Hey everyone. I currently live in La Crosse, WI but would like to move somewhere in MN that has access to some good trails. Not too far north, would like to stay within 5 or so hours from Sioux Falls, SD. Anyone on here know of any good places?


----------



## gusguy (Aug 18, 2009)

You gotta get up around the nemadgy (sp) forrest. It's a little south of Duluth, but from there north are where most of the trails are. I think St.

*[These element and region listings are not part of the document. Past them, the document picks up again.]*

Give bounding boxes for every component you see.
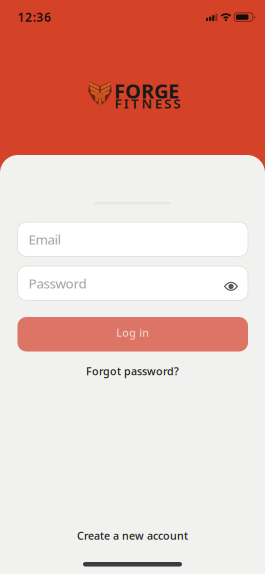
staticText: Password: [28, 274, 86, 292]
staticText: FORGE: [114, 78, 179, 104]
button[interactable]: Log in: [18, 317, 248, 352]
button[interactable]: Forgot password?: [86, 364, 179, 378]
staticText: 12:36: [18, 9, 51, 25]
button[interactable]: Show password: [224, 279, 238, 288]
staticText: Forgot password?: [86, 364, 179, 378]
button[interactable]: Create a new account: [77, 529, 188, 543]
staticText: Create a new account: [77, 529, 188, 543]
button[interactable]: Password: [18, 266, 248, 300]
staticText: FITNESS: [114, 94, 180, 112]
staticText: Log in: [116, 326, 149, 340]
button[interactable]: Email: [18, 222, 248, 256]
staticText: Email: [28, 230, 60, 248]
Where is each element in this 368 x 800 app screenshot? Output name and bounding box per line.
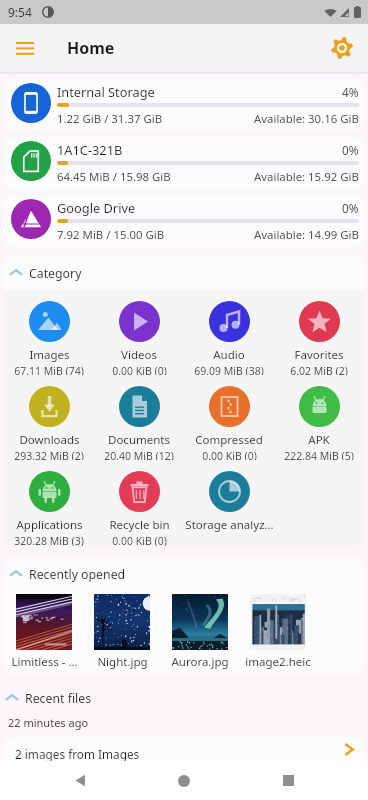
- staticText: Recent files: [25, 690, 92, 707]
- button[interactable]: Recents: [264, 761, 312, 800]
- staticText: Videos: [121, 347, 157, 363]
- staticText: 64.45 MiB / 15.98 GiB: [57, 169, 254, 185]
- staticText: Limitless - …: [11, 654, 78, 670]
- button[interactable]: Recent files: [0, 681, 368, 715]
- button[interactable]: Favorites: [274, 290, 364, 375]
- button[interactable]: APK: [274, 375, 364, 460]
- button[interactable]: Internal Storage: [4, 79, 364, 131]
- button[interactable]: Images: [4, 290, 94, 375]
- button[interactable]: Back: [56, 761, 104, 800]
- button[interactable]: 1A1C-321B: [4, 137, 364, 189]
- staticText: Audio: [213, 347, 245, 363]
- staticText: 0%: [342, 200, 359, 216]
- button[interactable]: Google Drive: [4, 195, 364, 247]
- staticText: 69.09 MiB (38): [194, 364, 264, 375]
- staticText: 0%: [342, 142, 359, 158]
- staticText: 2 images from Images: [15, 746, 344, 762]
- staticText: 22 minutes ago: [8, 715, 89, 730]
- button[interactable]: Aurora.jpg: [161, 591, 239, 670]
- button[interactable]: Limitless - …: [5, 591, 83, 670]
- button[interactable]: Downloads: [4, 375, 94, 460]
- staticText: 4%: [342, 84, 359, 100]
- staticText: 1.22 GiB / 31.37 GiB: [57, 111, 254, 127]
- staticText: Home: [67, 37, 115, 59]
- staticText: Night.jpg: [97, 654, 148, 670]
- button[interactable]: Videos: [94, 290, 184, 375]
- button[interactable]: Settings: [318, 24, 366, 72]
- button[interactable]: Compressed: [184, 375, 274, 460]
- staticText: Category: [29, 265, 82, 282]
- button[interactable]: Menu: [1, 24, 49, 72]
- staticText: 222.84 MiB (5): [284, 449, 354, 460]
- staticText: Available: 30.16 GiB: [254, 111, 359, 127]
- staticText: Available: 15.92 GiB: [254, 169, 359, 185]
- staticText: Available: 14.99 GiB: [254, 227, 359, 243]
- button[interactable]: Recently opened: [4, 557, 364, 591]
- staticText: Images: [29, 347, 70, 363]
- staticText: 0.00 KiB (0): [202, 449, 257, 460]
- staticText: 67.11 MiB (74): [14, 364, 84, 375]
- staticText: 1A1C-321B: [57, 141, 342, 158]
- staticText: 320.28 MiB (3): [14, 534, 84, 546]
- staticText: 0.00 KiB (0): [112, 364, 167, 375]
- button[interactable]: Night.jpg: [83, 591, 161, 670]
- staticText: Recycle bin: [109, 517, 170, 533]
- staticText: Applications: [16, 517, 83, 533]
- button[interactable]: 2 images from Images: [4, 737, 364, 787]
- button[interactable]: Storage analyz…: [184, 460, 274, 533]
- staticText: Documents: [108, 432, 170, 448]
- button[interactable]: Home: [160, 761, 208, 800]
- staticText: 9:54: [8, 4, 32, 20]
- button[interactable]: Documents: [94, 375, 184, 460]
- staticText: Compressed: [195, 432, 263, 448]
- staticText: Storage analyz…: [185, 517, 274, 533]
- button[interactable]: Audio: [184, 290, 274, 375]
- button[interactable]: Category: [4, 256, 364, 290]
- staticText: 7.92 MiB / 15.00 GiB: [57, 227, 254, 243]
- staticText: Downloads: [19, 432, 80, 448]
- button[interactable]: Recycle bin: [94, 460, 184, 546]
- button[interactable]: image2.heic: [239, 591, 317, 670]
- staticText: APK: [308, 432, 330, 448]
- staticText: Recently opened: [29, 566, 126, 583]
- staticText: Aurora.jpg: [171, 654, 229, 670]
- staticText: 0.00 KiB (0): [112, 534, 167, 546]
- button[interactable]: Applications: [4, 460, 94, 546]
- staticText: Google Drive: [57, 199, 342, 216]
- staticText: 6.02 MiB (2): [290, 364, 348, 375]
- staticText: Favorites: [294, 347, 344, 363]
- staticText: Internal Storage: [57, 83, 342, 100]
- staticText: 20.40 MiB (12): [104, 449, 174, 460]
- staticText: 293.32 MiB (2): [14, 449, 84, 460]
- staticText: image2.heic: [245, 654, 311, 670]
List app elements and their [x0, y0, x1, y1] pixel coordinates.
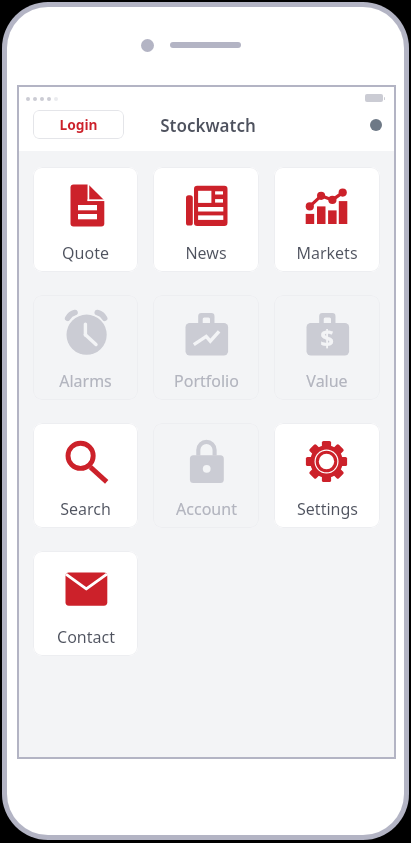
- button[interactable]: Settings: [274, 423, 380, 528]
- button[interactable]: Account: [153, 423, 259, 528]
- staticText: Stockwatch: [160, 114, 256, 137]
- staticText: Search: [60, 498, 111, 520]
- staticText: $: [320, 321, 334, 354]
- button[interactable]: Markets: [274, 167, 380, 272]
- staticText: Settings: [297, 498, 358, 520]
- button[interactable]: Contact: [33, 551, 138, 656]
- staticText: Alarms: [59, 370, 112, 392]
- staticText: Portfolio: [174, 370, 239, 392]
- button[interactable]: News: [153, 167, 259, 272]
- button[interactable]: Login: [33, 110, 124, 139]
- button[interactable]: Profile: [370, 119, 382, 131]
- staticText: Account: [176, 498, 237, 520]
- button[interactable]: Search: [33, 423, 138, 528]
- staticText: Contact: [57, 626, 115, 648]
- button[interactable]: Quote: [33, 167, 138, 272]
- button[interactable]: $: [274, 295, 380, 400]
- button[interactable]: Alarms: [33, 295, 138, 400]
- staticText: Value: [306, 370, 348, 392]
- button[interactable]: Portfolio: [153, 295, 259, 400]
- staticText: Login: [59, 115, 98, 134]
- staticText: News: [185, 242, 227, 264]
- staticText: Quote: [62, 242, 109, 264]
- staticText: Markets: [296, 242, 358, 264]
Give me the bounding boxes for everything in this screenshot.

Croix state park has some to


----------



## 06BRUTEFORCE (Jun 17, 2010)

Ya I have been looking for some trails and most are in the Northern 3rd of the state, trying my best to stay close to home and make the family happy.


----------



## gusguy (Aug 18, 2009)

If you do head up that way hit me up. I got a buddy that lives in the twin cities with a brute that's always down for a ride. There's more trails up there than a guy realizes and it's worth the trip


----------



## 06BRUTEFORCE (Jun 17, 2010)

I'll keep that in mind. Hey you ever go to Black River Falls trails?


----------



## gusguy (Aug 18, 2009)

No. I stay mostly in northern part. What so they have for trails?


----------



## 06BRUTEFORCE (Jun 17, 2010)

They have something like 215 miles of trails, mainly through the woods, only been there once so far. They open Dec 15th, might go see if they are passable, haha, think they just got like 20 inches of snow!


----------



## gusguy (Aug 18, 2009)

Might be a little tough with that much snow. Plus it's a cold ride on the wheeler. I might have check it out sometime.


----------